Ela sentiu a urgência de voltar.
Precisava dar mais uma olhada naquele lugar, com fama da
amaldiçoado. A casa parecia atrai-la. Chamá-la. E depois, era o único vínculo
com suas origens.
João desejava levá-la ao cinema no sábado, mas ela deu uma
desculpa: precisava estudar para uma prova, e dificilmente poderia fazê-lo
durante a semana, devido ao trabalho.
─ Então, vou buscá-la amanhã e te levo para casa.
Fez isso até a sexta-feira, e disse, que passaria para vê-la no domingo à tarde.
No sábado, ela realizou o mesmo trajeto que havia realizado
na primeira vez. Só que desta vez foi ousada. Diante do portão, desfez o nó branco que
juntava suas duas bandas e entrou. Como que pressentindo sua presença,
o gato que ela havia visto da primeira vez apareceu na lateral da casa. Olhou-a
e miou, uma ou duas vezes e depois veio em sua direção. Ela abaixou e fez uma
carícia entre suas orelhas, deixando-o manhoso.

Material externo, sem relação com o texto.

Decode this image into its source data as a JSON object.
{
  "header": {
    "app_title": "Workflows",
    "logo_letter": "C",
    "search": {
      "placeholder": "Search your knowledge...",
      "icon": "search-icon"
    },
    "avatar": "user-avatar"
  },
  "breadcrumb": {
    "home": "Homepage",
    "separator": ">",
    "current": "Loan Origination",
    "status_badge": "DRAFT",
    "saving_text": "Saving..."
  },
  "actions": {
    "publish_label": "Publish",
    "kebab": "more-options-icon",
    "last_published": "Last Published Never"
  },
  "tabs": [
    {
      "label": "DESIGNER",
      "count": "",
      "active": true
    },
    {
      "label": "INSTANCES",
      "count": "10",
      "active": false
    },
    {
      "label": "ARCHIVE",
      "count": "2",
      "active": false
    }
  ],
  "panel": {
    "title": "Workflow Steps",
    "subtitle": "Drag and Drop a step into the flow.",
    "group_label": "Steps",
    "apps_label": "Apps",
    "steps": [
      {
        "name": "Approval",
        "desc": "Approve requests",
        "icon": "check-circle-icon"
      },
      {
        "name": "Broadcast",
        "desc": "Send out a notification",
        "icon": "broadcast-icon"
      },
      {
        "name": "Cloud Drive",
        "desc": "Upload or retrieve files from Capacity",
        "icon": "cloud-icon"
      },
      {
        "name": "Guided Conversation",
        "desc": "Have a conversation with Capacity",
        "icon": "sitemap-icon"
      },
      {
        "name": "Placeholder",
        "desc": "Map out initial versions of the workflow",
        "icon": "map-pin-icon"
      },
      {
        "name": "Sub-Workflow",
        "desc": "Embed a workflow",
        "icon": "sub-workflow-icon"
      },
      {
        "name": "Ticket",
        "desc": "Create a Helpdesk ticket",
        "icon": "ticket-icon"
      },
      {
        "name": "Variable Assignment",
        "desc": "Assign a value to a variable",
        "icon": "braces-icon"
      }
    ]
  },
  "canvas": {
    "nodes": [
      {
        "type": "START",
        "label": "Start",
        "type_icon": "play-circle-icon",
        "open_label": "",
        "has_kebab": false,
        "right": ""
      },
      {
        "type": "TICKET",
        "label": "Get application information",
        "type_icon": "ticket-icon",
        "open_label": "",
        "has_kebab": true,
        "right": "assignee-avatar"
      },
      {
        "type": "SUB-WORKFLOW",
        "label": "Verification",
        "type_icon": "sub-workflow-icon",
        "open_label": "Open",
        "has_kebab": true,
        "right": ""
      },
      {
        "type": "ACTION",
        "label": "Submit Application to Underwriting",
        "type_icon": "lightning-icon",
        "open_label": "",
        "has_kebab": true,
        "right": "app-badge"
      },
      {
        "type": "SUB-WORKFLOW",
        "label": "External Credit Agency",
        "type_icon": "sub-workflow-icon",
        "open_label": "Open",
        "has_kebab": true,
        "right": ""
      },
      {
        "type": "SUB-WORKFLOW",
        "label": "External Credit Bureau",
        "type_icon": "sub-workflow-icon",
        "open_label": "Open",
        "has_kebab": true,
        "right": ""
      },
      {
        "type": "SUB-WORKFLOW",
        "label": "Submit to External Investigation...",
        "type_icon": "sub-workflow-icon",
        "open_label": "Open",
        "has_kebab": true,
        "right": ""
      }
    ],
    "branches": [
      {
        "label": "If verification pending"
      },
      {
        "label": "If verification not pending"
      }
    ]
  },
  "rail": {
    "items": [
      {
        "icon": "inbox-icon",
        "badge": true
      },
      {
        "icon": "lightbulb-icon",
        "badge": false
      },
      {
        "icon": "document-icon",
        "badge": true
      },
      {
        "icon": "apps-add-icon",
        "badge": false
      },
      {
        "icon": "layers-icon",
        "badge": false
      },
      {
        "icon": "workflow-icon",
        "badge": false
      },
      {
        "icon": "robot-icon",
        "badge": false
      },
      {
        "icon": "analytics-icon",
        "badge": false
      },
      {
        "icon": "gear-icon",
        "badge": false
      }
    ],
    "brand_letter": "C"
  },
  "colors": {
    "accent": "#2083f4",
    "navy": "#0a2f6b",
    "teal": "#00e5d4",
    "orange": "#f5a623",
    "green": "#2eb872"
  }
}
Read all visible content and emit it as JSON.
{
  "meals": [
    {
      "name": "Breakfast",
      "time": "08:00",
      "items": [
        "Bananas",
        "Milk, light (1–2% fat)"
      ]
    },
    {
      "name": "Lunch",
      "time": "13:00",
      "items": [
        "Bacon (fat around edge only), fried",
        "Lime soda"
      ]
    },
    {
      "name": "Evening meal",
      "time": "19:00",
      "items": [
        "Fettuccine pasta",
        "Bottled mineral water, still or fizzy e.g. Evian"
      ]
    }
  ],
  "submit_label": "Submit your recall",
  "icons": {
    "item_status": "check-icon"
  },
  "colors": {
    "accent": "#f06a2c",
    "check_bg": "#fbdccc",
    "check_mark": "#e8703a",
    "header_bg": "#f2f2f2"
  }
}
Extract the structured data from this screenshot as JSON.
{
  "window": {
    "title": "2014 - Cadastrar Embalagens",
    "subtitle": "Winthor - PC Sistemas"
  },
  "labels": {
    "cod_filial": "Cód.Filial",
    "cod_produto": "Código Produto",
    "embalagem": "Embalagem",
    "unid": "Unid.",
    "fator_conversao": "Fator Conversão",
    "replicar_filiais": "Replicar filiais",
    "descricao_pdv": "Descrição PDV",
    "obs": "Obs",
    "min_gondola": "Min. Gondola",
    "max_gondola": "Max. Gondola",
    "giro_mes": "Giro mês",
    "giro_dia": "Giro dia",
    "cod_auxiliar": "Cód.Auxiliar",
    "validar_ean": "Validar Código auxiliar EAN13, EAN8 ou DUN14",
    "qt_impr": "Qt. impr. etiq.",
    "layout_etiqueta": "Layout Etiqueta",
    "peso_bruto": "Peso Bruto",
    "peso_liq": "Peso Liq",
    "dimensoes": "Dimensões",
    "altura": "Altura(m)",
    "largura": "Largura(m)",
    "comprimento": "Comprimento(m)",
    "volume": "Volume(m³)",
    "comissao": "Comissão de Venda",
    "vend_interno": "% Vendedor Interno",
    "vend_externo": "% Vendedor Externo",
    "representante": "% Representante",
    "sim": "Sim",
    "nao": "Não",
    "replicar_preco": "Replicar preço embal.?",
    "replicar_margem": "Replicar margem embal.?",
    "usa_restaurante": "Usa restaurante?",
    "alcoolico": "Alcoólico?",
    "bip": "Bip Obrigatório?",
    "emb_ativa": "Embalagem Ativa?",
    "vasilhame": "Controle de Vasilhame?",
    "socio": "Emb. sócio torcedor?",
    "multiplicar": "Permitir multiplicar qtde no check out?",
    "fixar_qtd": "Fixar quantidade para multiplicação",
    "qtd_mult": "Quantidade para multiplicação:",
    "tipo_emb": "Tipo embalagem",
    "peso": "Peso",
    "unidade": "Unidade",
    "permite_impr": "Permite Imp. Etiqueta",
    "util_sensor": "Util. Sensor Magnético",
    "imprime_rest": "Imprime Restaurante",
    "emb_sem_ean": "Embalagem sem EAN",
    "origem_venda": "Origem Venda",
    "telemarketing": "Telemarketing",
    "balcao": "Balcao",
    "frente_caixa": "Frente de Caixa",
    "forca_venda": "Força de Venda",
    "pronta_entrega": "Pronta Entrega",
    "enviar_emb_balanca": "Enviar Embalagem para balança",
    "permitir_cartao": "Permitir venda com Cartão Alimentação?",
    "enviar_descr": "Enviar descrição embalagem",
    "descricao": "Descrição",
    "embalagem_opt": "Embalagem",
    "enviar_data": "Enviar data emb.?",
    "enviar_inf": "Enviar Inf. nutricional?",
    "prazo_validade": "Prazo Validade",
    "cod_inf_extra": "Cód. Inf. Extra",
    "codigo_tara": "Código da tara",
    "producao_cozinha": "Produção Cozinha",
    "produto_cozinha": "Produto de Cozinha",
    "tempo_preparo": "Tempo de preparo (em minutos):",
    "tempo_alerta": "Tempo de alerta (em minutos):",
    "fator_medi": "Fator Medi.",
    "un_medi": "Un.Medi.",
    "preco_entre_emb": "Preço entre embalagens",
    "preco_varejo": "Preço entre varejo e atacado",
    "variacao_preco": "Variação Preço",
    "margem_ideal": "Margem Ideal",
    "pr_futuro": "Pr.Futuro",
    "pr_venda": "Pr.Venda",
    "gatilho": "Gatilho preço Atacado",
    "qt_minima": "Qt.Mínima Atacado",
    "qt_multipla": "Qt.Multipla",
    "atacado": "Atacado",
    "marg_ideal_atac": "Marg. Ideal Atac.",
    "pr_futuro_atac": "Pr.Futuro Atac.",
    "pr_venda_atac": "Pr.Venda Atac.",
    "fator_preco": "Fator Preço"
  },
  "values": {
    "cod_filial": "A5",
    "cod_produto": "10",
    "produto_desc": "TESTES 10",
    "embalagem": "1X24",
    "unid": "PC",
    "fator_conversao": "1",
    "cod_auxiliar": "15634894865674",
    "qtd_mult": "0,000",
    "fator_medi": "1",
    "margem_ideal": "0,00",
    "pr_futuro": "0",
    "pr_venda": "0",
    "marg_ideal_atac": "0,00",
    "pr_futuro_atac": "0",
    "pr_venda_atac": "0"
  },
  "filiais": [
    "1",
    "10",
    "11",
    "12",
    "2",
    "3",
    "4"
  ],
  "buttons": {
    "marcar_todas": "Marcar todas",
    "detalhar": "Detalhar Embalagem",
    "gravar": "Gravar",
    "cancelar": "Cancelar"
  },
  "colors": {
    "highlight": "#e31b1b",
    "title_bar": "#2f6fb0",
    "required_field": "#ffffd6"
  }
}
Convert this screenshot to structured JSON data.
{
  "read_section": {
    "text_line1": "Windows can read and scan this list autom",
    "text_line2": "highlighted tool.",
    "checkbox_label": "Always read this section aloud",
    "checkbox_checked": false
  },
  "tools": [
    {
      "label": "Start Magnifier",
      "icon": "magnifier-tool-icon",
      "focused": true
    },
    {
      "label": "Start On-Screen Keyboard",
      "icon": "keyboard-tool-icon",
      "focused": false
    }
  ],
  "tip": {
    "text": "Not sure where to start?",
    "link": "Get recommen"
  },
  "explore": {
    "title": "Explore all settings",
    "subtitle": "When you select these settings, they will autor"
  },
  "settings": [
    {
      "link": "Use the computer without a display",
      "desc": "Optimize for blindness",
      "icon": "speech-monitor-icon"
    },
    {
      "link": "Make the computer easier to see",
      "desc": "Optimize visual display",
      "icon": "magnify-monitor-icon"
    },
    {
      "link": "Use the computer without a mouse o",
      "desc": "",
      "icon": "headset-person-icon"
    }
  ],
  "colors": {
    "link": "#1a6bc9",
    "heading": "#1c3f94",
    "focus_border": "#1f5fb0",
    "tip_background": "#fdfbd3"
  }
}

Então, atravessou a aleia cujo mato alto e arbustos
denotavam que há muito tempo, ninguém entrava ali. Parou em frente a porta da
casa, e estudou seu entalhe. Ali, seus pais haviam passado, entrado e saído.
Felizes ou tristes. Será que ela, havia atravessado alguma vez aquele umbral em
seus braços? Ou sua decisão de abandoná-la foi tão prematura, que ela nem mesmo
conheceu o seio de sua mãe?
Foi até a janela e estudou o vitral que estava sobre ela.
Era delicado. E haviam dois lírios brancos de cada lado. Algo a sensibilizou
naquele desenho. Já o havia visto antes! Era como um raio que cai duas vezes em
um lugar. Tremenda coincidência e em apenas uma semana. Sem sombra de dúvidas, ele pertencia ao artista
cujo vitral havia sido exposto na galeria. Se o pessoal que havia
organizado a exposição soubesse, ficariam maravilhados, já que tão pouco de sua arte havia permanecido no Brasil.
Por um momento, ficou tão surpresa que esqueceu de seu
objetivo ao vir ali. Então, o gato miou e colou a face em seu pé buscando afago.
Ela tomou-o em seu colo e continuou em seu reconhecimento do local.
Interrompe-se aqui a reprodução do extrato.